Another drawback to bringing these processes back in-house would be an unavoidable dip in part quality. Whether an OEM is delivering entry-level or premium models, vehicle build quality is a key differentiator in the buying process; should there be any drop in the perceived performance of a given vehicle in this area, customer dissatisfaction would be hard to avoid, making repeat business that much more difficult to regain.
Then there is the cost. Of course, businesses can hit hard times, giving an OEM the opportunity to take control of the part supplier, which in turn means an automatic head start in the race to deliver useable technology of the required quality – such is the case with Volkswagen moving in to take over areas of Karmann as the part and module supplier attempts to remain a viable concern.

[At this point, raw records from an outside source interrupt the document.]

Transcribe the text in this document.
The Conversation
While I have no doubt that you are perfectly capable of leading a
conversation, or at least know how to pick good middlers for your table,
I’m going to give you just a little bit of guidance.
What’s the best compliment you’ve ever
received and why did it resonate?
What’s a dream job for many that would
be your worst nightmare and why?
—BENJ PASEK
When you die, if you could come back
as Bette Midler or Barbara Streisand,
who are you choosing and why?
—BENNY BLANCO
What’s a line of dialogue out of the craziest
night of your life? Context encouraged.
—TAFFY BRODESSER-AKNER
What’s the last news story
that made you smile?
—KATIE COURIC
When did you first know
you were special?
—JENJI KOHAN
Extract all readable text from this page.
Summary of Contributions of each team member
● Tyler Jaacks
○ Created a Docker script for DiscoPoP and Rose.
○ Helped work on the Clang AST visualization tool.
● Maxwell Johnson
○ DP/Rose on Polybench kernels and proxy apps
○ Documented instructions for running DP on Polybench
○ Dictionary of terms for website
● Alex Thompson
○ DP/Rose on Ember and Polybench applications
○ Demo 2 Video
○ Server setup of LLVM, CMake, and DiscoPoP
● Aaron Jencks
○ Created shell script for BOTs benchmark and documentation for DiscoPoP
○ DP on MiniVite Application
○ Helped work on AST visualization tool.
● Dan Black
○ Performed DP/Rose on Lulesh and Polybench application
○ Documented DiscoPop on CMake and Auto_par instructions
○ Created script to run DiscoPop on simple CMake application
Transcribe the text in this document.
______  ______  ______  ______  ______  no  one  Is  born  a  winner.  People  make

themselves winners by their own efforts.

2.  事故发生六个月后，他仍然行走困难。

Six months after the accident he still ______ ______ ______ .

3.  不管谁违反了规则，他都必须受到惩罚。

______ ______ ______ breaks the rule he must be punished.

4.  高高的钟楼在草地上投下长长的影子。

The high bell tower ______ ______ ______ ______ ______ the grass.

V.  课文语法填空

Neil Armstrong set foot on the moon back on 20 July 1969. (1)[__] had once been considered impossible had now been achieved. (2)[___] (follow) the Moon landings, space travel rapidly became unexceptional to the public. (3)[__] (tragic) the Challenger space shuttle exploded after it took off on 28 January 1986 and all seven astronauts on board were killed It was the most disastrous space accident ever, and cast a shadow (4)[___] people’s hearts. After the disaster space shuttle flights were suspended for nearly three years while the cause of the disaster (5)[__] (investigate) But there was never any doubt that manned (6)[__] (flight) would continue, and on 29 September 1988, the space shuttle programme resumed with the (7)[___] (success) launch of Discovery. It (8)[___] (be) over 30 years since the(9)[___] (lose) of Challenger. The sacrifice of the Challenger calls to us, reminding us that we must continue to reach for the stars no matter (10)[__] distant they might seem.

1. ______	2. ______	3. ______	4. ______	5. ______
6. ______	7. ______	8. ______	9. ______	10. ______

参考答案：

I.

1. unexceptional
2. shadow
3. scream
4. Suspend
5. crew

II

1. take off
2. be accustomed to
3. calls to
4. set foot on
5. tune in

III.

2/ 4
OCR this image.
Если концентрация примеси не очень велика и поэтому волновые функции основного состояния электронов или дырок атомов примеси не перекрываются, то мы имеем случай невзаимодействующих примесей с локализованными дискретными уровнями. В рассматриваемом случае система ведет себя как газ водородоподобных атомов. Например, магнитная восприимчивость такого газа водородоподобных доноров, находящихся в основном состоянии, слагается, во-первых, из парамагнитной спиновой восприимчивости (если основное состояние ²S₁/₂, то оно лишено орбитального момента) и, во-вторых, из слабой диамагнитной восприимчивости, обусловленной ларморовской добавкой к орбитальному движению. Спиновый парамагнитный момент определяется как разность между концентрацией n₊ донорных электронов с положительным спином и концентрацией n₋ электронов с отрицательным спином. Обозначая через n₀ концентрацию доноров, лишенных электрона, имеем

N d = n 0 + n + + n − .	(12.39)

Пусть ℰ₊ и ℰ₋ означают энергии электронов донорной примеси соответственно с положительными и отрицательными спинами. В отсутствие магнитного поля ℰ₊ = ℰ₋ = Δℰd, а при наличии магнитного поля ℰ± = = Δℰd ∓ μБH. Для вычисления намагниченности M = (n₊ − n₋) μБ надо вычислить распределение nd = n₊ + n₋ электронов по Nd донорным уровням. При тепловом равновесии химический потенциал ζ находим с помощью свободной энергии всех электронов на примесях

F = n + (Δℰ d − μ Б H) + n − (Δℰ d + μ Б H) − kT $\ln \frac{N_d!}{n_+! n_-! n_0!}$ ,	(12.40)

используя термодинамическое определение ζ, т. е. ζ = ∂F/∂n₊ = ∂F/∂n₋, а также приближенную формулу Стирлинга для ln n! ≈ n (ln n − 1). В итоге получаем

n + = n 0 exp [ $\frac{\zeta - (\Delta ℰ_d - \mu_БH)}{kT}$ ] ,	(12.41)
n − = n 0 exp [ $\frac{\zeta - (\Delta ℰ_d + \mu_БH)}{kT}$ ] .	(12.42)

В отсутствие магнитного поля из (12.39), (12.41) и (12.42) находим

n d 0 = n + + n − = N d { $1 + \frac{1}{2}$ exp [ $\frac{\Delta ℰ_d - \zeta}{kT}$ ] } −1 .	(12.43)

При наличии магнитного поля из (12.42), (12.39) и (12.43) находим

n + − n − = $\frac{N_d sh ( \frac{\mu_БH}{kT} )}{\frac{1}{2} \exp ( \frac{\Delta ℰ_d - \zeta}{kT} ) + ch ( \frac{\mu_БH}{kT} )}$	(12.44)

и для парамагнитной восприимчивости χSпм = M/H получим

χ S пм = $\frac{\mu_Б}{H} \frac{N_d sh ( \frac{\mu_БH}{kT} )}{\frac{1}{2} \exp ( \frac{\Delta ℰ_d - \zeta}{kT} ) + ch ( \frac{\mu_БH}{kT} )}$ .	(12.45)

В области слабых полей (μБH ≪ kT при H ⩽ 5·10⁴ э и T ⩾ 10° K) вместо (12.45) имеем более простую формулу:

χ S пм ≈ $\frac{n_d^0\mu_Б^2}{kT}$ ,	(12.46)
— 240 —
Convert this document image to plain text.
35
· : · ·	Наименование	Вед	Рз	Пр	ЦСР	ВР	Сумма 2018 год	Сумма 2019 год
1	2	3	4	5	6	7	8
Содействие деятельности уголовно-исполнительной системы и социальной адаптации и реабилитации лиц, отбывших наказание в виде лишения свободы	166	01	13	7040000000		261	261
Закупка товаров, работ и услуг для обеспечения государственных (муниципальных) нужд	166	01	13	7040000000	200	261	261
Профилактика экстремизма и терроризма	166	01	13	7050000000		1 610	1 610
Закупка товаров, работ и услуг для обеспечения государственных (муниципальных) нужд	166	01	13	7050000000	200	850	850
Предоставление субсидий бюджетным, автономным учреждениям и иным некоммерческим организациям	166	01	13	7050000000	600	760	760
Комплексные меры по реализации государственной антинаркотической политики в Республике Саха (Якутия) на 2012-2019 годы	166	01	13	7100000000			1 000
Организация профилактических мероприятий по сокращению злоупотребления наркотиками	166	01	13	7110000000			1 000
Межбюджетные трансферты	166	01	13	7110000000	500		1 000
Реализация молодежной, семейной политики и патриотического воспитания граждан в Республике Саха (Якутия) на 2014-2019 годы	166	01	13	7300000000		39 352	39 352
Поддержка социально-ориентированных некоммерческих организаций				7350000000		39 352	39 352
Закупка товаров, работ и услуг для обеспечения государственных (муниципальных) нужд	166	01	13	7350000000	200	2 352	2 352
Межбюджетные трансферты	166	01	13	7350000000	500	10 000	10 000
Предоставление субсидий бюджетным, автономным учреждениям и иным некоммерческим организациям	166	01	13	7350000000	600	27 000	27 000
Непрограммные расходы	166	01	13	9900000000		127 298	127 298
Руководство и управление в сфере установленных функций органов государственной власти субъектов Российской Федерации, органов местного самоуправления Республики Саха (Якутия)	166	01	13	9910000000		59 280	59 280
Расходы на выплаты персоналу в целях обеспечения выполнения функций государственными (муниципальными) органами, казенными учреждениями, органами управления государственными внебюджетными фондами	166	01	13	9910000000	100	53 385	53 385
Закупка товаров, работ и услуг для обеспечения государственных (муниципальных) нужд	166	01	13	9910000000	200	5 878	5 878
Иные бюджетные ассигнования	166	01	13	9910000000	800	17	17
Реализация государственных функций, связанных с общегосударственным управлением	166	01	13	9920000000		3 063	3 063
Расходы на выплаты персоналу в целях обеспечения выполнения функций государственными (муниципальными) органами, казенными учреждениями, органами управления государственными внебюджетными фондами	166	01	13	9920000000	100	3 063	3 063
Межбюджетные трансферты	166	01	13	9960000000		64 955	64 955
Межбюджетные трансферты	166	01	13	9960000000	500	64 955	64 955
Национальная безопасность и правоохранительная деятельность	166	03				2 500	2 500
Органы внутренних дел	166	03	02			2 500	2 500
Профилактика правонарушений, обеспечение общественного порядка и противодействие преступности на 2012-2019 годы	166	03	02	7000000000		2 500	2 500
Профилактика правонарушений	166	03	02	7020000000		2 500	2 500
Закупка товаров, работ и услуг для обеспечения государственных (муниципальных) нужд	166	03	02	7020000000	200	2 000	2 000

Yet purchasing the company does not mean that that the in-house technology will be offered as part of the package. The proprietary technologies and processes delivered by a Tier supplier could well be separated out in any takeover deal.
Should the Tier supplier be purchased in a leverage buyout, the expertise might also be unavailable. While engineers would be horrified to even consider such a situation, some of the processes in part manufacture are not on disc or paper, but in the head of the worker assembling the parts. Lose the disenfranchised employee and purchasing such a company would be like buying a secondhand jigsaw - with a piece missing.
So while OEMs might prefer to have a larger percentage of parts delivered from within their own facilities – and indeed, many will succeed in regaining such processes - delivery of complex bespoke parts will largely remain in the hands of the Tier suppliers. Considering the benefits these companies offer, a change to the underlying perception that they are part of the problem is long overdue, as they are clearly part of the solution.